A new study from Cornell University (USA) shows that artificial intelligence (AI) models such as ChatGPT can experience "brain degeneration", impaired reasoning, thinking and understanding if they are regularly exposed to garbage content on the Internet.
In a scientific paper titled LLM can cause brain disorders, the research team warned: On-line junk text causes long-term cognitive decline for large language models (LLM).
This is an worrying discovery, as LLM is the foundation of famous chatbots such as ChatGPT, Gemini, Claude or Copilot.
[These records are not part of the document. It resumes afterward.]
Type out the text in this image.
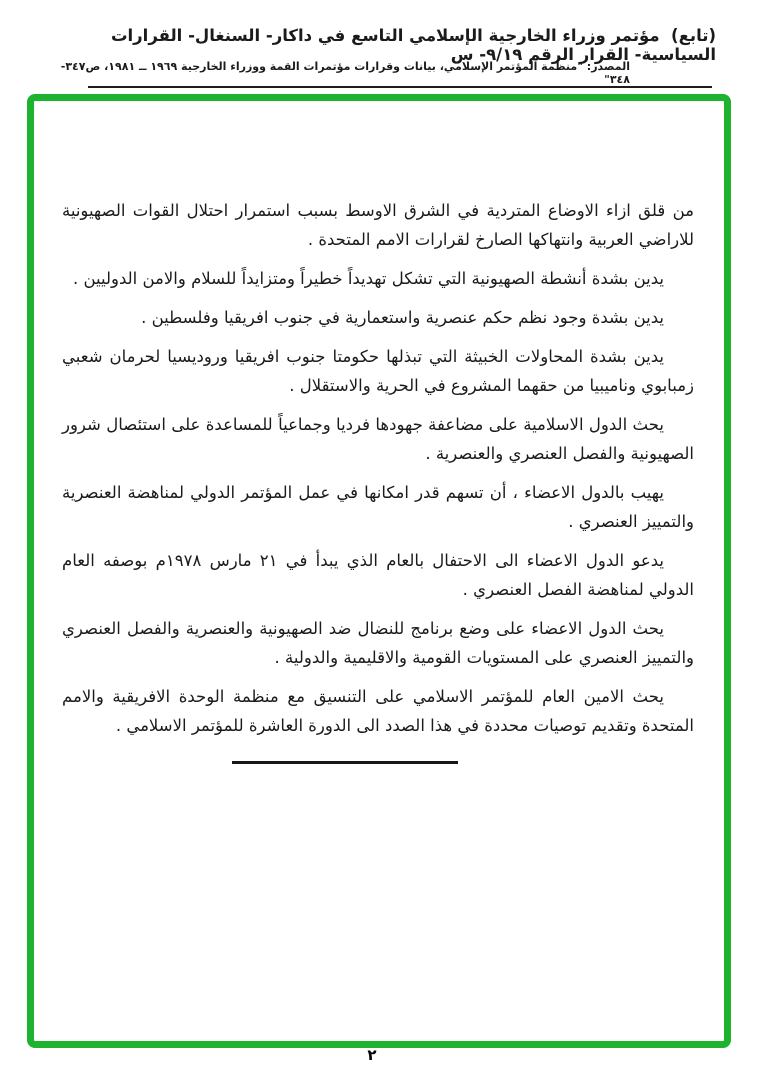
(تابع)  مؤتمر وزراء الخارجية الإسلامي التاسع في داكار- السنغال- القرارات السياسية- القرار الرقم ٩/١٩- س
المصدر: "منظمة المؤتمر الإسلامي، بيانات وقرارات مؤتمرات القمة ووزراء الخارجية ١٩٦٩ ــ ١٩٨١، ص٣٤٧- ٣٤٨"
من قلق ازاء الاوضاع المتردية في الشرق الاوسط بسبب استمرار احتلال القوات الصهيونية للاراضي العربية وانتهاكها الصارخ لقرارات الامم المتحدة .
يدين بشدة أنشطة الصهيونية التي تشكل تهديداً خطيراً ومتزايداً للسلام والامن الدوليين .
يدين بشدة وجود نظم حكم عنصرية واستعمارية في جنوب افريقيا وفلسطين .
يدين بشدة المحاولات الخبيثة التي تبذلها حكومتا جنوب افريقيا وروديسيا لحرمان شعبي زمبابوي وناميبيا من حقهما المشروع في الحرية والاستقلال .
يحث الدول الاسلامية على مضاعفة جهودها فرديا وجماعياً للمساعدة على استئصال شرور الصهيونية والفصل العنصري والعنصرية .
يهيب بالدول الاعضاء ، أن تسهم قدر امكانها في عمل المؤتمر الدولي لمناهضة العنصرية والتمييز العنصري .
يدعو الدول الاعضاء الى الاحتفال بالعام الذي يبدأ في ٢١ مارس ١٩٧٨م بوصفه العام الدولي لمناهضة الفصل العنصري .
يحث الدول الاعضاء على وضع برنامج للنضال ضد الصهيونية والعنصرية والفصل العنصري والتمييز العنصري على المستويات القومية والاقليمية والدولية .
يحث الامين العام للمؤتمر الاسلامي على التنسيق مع منظمة الوحدة الافريقية والامم المتحدة وتقديم توصيات محددة في هذا الصدد الى الدورة العاشرة للمؤتمر الاسلامي .
٢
Scientists said they have trained models such as Llama 3 and Qwen 2.5 using data collected from social network X, including short posts, views, strong spread and many false statements.
The results showed that models nourished with waste content had a significant decrease in accuracy from 74.9% to 57.2% in thinking tests.
In particular, the ability to understand context and connect information also decreased sharply, from 84.4% to 52.3%. In other words, these AIs are starting to misunderstand the world by having to process too much confusing, repetitive or distorted data.
Not only that, models also appear a phenomenon that the research team calls ignoring thinking, that is, ignoring some steps in the series of arguments, leading to superficial or incorrect responses.
More seriously, these AIs also develop characteristics such as the subjective tendencies (self-exaltation) or the trend of social oppression, similar to manifestations of personality disorders in humans.
When adjusted by retraining with higher quality data, the reasoning ability of models improves, but cannot return to the original level.
Researchers propose three control steps to prevent brain degeneration in AI:
1. Periodically assess the cognitive capacity of LLM.
2. Strictly control the quality of data during the pre-training process.
3. In-depth research on how misplaced and rapidly spreading content can reshape the behavior of machine learning models.
In the context of the world increasingly relying on AI to search for information, create content and make decisions, this discovery is a warning that even artificial intelligence cannot be immune to cybercrime, if humans do not clean up the data environment they create.